Long-term outcome of catheter ablation
TOKYO, JAPAN. Catheter ablations for atrial fibrillation are now being performed in many centers around the world and success rates are steadily improving. A group of Japanese electrophysiologists reports long-term (average 27 months) complete success rates (no afib, no antiarrhythmics) of 85% for paroxysmal and 78% for persistent afibbers.

Their study involved 574 consecutive patients with symptomatic AF who had failed therapy with antiarrhythmic drugs (AADs). The average age of the patients was 61 years, 78% were men, 79% had paroxysmal afib (episodes self-terminating within 7 days), and 21% had persistent afib (episodes lasting longer than 7 days but amenable to cardioversion). None had permanent afib. Most (78%) had no underlying heart disease and were thus lone afibbers; however, 27% of the entire group did suffer from hypertension.

All patients underwent an extensive pulmonary vein isolation procedure with additional lesions as required to terminate AF, atrial flutter and atrial tachycardia prior to completing the procedure. All procedures included a right atrial flutter ablation (cavotricuspid isthmus line). Anticoagulation was continued for 3 to 6 months following the procedure. No AADs were prescribed post-procedure for paroxysmal afibbers, but persistent afibbers were prescribed AADs for 3 months after. Patients were evaluated with Holter monitoring at 2, 6, 10, 14, 24, 36 and 48 weeks after discharge and every 3 months thereafter.

Thirty months after the initial procedure, 67.3% of paroxysmal afibbers and 59% of persistent ones were free of any atrial arrhythmia without the use of AADs. One or more repeat ablations were performed in 160 patients (repeat rate of 40%). At the end of follow-up (27 months from the final procedure) 85.2% of paroxysmal afibbers and 77.9% of persistent afibbers were free of arrhythmia without the use of AADs. Late recurrence of AF (more than 12 months after the procedure) occurred in 1.7% of patients.

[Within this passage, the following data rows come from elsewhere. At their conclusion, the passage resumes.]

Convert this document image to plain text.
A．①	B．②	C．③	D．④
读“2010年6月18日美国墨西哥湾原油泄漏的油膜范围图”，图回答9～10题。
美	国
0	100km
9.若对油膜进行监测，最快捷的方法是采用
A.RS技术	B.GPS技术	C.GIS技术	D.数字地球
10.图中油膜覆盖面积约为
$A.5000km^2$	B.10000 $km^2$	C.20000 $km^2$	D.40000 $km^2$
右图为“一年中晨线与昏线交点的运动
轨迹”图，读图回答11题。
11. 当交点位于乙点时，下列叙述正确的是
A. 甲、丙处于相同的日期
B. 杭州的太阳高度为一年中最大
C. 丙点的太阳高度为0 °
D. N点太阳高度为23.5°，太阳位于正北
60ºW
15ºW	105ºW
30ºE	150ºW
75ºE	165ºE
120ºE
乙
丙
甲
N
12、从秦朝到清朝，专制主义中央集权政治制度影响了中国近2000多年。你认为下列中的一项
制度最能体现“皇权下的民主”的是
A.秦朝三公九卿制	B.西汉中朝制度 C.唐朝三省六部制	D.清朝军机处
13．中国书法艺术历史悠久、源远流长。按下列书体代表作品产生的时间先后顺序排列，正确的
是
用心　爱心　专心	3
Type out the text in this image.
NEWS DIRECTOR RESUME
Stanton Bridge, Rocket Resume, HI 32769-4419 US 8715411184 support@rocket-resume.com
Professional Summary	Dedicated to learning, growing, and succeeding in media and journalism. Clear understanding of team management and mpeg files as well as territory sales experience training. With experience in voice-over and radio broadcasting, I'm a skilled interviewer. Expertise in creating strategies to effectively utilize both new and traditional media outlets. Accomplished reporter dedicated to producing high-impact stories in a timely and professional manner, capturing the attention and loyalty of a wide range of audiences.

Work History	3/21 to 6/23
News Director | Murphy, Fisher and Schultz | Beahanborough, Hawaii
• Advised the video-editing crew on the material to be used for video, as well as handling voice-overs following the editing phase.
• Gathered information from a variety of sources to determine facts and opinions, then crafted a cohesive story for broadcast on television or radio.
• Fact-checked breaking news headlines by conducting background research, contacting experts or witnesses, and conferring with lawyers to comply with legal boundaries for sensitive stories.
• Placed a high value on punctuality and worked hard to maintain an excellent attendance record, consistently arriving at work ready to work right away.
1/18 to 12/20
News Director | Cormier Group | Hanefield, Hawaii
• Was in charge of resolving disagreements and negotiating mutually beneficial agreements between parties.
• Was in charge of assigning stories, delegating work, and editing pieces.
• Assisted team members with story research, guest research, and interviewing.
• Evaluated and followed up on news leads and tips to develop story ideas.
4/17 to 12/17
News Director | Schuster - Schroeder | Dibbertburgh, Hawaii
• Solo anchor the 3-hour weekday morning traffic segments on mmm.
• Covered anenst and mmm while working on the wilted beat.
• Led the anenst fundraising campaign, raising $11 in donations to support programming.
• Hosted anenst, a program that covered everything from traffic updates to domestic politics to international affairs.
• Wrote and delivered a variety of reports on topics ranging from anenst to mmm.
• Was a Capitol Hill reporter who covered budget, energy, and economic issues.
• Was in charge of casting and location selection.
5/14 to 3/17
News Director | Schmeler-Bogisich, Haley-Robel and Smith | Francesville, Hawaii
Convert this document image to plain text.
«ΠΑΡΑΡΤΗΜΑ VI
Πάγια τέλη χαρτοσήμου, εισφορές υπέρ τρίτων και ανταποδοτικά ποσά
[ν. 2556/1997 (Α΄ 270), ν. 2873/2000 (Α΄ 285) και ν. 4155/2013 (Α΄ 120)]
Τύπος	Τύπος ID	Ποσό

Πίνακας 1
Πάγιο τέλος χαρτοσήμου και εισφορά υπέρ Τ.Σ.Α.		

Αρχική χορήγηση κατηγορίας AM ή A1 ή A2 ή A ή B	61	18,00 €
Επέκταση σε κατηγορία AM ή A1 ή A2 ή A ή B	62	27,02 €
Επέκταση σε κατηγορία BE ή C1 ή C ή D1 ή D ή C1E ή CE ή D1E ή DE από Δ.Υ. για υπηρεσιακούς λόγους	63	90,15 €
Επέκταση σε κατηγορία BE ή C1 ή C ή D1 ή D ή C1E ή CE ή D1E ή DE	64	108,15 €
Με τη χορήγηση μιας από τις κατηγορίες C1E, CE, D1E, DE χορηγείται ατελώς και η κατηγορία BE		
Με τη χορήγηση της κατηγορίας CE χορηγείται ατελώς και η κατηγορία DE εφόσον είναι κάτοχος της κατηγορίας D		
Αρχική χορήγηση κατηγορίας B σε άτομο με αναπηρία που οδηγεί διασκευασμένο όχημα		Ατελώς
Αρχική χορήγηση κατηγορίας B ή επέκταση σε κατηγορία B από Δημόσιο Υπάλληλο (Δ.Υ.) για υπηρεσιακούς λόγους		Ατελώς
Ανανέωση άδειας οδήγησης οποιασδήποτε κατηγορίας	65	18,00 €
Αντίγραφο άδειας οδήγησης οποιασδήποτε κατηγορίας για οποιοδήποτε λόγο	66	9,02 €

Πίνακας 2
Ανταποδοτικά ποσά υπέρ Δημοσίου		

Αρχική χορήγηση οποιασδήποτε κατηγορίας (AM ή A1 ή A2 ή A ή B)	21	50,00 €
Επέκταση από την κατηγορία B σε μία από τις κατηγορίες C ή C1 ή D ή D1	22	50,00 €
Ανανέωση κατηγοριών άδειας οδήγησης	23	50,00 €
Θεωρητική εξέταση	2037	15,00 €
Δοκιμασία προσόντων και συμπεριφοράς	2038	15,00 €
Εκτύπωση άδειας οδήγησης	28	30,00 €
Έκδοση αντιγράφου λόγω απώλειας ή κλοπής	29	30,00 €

There were no deaths associated with the procedures and the rate of major complications was 2.2%. Cardiac tamponade at 0.8% was the most frequent complication followed by transient air emboli (0.3%) which resolved spontaneously, and pyloric spasm at 0.3%. One patient experienced a stroke, but recovered fully within 2 days. Three patients experienced phrenic nerve injury but recovered fully. No cases of pulmonary vein stenosis were observed.

Miyazaki, S, et al. Long-term clinical outcome of extensive pulmonary vein isolation-based catheter ablation therapy in patients with paroxysmal and persistent atrial fibrillation. Heart, August 18, 2010 [Epub ahead of print]

Editor's comment: The results obtained by the Japanese EPs are highly encouraging and show that success rates (no afib, no AADs) for paroxysmal afibbers can now be expected to be 85% or higher at high volume centers. A major complication rate of 2.2% and a mortality rate of 0% attest to the safety of the extensive pulmonary vein isolation procedure.